O texto abaixo é opinião de um professor da rede estadual de educação de Joinville (SC)
Na noite da última terça-feira, 16, cerca de 800 professores da rede estadual de ensino de Santa Catarina se encontraram virtualmente para debater a greve em defesa da vida, deflagrada pela categoria em outra assembleia, na sexta-feira, dia 12.
A data da assembleia foi tirada para essa data pois a direção do Sindicato dos Trabalhadores em Educação do Estado (Sinte) de Santa Catarina teria um encontro com o secretário da Educação, Vampiro (PMDB), durante a tarde do mesmo dia, para debater o retorno presencial das aulas. Com isso, a assembleia funcionaria para o repasse do debate com a Secretaria da Educação (SED).

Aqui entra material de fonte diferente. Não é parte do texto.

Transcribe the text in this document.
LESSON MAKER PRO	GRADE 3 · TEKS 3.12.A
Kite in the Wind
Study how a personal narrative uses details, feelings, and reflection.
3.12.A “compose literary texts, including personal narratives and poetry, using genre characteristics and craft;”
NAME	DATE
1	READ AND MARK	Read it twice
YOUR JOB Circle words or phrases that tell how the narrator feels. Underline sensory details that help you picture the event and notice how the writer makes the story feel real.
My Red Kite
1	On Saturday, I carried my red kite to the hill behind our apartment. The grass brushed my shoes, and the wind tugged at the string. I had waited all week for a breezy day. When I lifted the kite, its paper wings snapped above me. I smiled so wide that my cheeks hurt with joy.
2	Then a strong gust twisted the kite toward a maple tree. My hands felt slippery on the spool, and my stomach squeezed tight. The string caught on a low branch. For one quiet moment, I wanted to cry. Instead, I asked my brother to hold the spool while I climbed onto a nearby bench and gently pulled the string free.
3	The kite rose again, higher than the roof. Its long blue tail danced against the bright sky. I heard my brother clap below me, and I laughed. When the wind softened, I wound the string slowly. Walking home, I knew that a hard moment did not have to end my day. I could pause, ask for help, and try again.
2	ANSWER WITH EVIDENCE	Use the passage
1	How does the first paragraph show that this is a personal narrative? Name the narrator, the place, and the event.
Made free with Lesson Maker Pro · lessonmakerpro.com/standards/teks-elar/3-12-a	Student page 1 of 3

Poucas horas antes da reunião, Vampiro e sua equipe de bajuladores se pronunciaram nas redes sociais justificando o cancelamento do encontro devido à decisão dos professores de deflagrarem greve.
O que o secretário fez apenas afirma a posição de que o governador Carlos Moisés (PSL) sempre representou: inimigo da educação.
Se fechar para as reivindicações de professores e estudantes não é novidade nesse governo, se alinhando aos seus aliados políticos que anteriormente governaram o estado.
Mesmo com um discurso supostamente técnico, menos truculento do que Jair Bolsonaro, Moisés e seus aliados — toda a velha política catarinense —, fortalecem o desprezo pelas vidas. Os infelizes dados de contaminação, de mortes e de ocupações dos leitos de enfermarias e UTIs mostram isso.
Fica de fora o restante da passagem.